Cuando la celebración convive con la injusticia

La Navidad vuelve cada año envuelta en un mensaje de paz, unión y felicidad. Las calles se llenan de luces, los escaparates se decoran con colores brillantes y los anuncios repiten una y otra vez la idea de que estas fechas son sinónimo de alegría. Muchas familias se reúnen, comparten comidas, intercambian regalos y celebran juntas el final del año. Para una parte de la sociedad, la Navidad representa descanso, afecto, tradición y un merecido respiro de la rutina diaria.

Sin embargo, esta imagen tan repetida no refleja la realidad completa. Detrás de las luces y la música, existe otra Navidad, mucho más silenciosa y dura, que rara vez aparece en los discursos oficiales o en las campañas publicitarias. Una Navidad que no se vive desde la celebración, sino desde la supervivencia.

Mientras unos celebran, otros sobreviven. Miles de personas pasan estas fechas sin hogar, sin recursos económicos y sin compañía. Para quienes viven en la calle, el invierno no trae regalos, sino frío, enfermedades y noches interminables. La soledad se vuelve más evidente en unos días que parecen estar pensados únicamente para quienes tienen una familia con la que sentarse a la mesa. En estos casos, la Navidad no es un momento de alegría, sino un recordatorio de todo aquello que falta.

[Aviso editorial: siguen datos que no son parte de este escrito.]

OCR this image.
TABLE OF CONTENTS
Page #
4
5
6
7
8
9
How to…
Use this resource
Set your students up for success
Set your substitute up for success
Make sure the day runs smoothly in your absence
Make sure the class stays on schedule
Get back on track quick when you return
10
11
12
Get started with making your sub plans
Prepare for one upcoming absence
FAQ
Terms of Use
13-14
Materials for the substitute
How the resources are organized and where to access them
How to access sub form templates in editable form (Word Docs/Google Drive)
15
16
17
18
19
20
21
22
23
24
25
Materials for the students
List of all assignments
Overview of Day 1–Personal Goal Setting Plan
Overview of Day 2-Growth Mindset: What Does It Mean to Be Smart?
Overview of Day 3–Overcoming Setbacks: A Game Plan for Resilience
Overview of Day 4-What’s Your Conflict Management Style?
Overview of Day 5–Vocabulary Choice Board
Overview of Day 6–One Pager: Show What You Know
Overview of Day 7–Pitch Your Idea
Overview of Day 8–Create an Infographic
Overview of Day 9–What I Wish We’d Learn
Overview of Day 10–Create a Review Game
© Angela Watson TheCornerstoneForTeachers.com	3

Esta desigualdad no es casual ni inevitable. Es el resultado de un sistema que normaliza que algunas personas lo tengan todo mientras otras no tienen nada. Durante estas fechas se habla mucho de solidaridad, pero en demasiadas ocasiones se queda en palabras o en gestos puntuales que no cuestionan las causas profundas de la exclusión social.

A esta realidad cercana se suma la de millones de personas que viven en países marcados por la guerra y el conflicto armado. En Palestina, la violencia constante ha convertido la vida cotidiana en una lucha por la supervivencia. Familias enteras viven bajo el miedo, la destrucción y la pérdida, sin saber si podrán ver el día siguiente. En ese contexto, hablar de paz durante la Navidad suena vacío e incluso injusto.

En Afganistán, la situación de las mujeres es especialmente alarmante. En pleno siglo XXI, se les han arrebatado derechos fundamentales que deberían ser universales: el acceso a la educación, al trabajo y a la libertad personal. Muchas niñas han sido expulsadas de las escuelas, condenadas a un futuro sin oportunidades simplemente por su género. Para ellas, no hay celebración posible cuando se les ha negado la voz y el derecho a decidir sobre sus propias vidas.

Esta realidad se repite, con distintas formas, en otros países afectados por conflictos armados. En estos lugares, las guerras no solo destruyen ciudades, sino también derechos, sueños y futuros. Las mujeres y la infancia son siempre las más vulnerables, las primeras en sufrir las consecuencias del abandono internacional y de la indiferencia global.

La contradicción es evidente y difícil de ignorar. Se habla de paz mientras se tolera la guerra. Se defienden los derechos humanos en discursos oficiales mientras se permite que millones de personas vivan sin ellos. Se celebra la Navidad como símbolo de esperanza, pero se acepta que esa esperanza no llegue a todos por igual.

Esto no significa que celebrar la Navidad sea algo negativo. Celebrar no es el problema, el problema es hacerlo sin mirar más allá, sin cuestionarse qué ocurre fuera de nuestro entorno inmediato. El problema es convertir la Navidad en un paréntesis de felicidad individual que nos permite olvidar, aunque sea por unos días, las injusticias que siguen existiendo.

Estas fechas deberían ser una oportunidad para algo más que consumir y celebrar. Deberían invitarnos a reflexionar sobre el mundo en el que vivimos y sobre el papel que cada uno de nosotros y nosotras desempeña en él. Recordar que la felicidad no es universal y que el bienestar de algunas personas no debería construirse sobre el olvido del sufrimiento de otras.

Quizá el verdadero espíritu navideño no esté en lo material, sino en la conciencia. En no apartar la mirada ante la injusticia, en reconocer el dolor ajeno y en entender que la empatía no es solo un sentimiento, sino también una responsabilidad. Porque mientras la Navidad siga siendo solo para algunos, seguirá recordándonos que aún queda mucho camino por recorrer hacia una sociedad más justa y humana.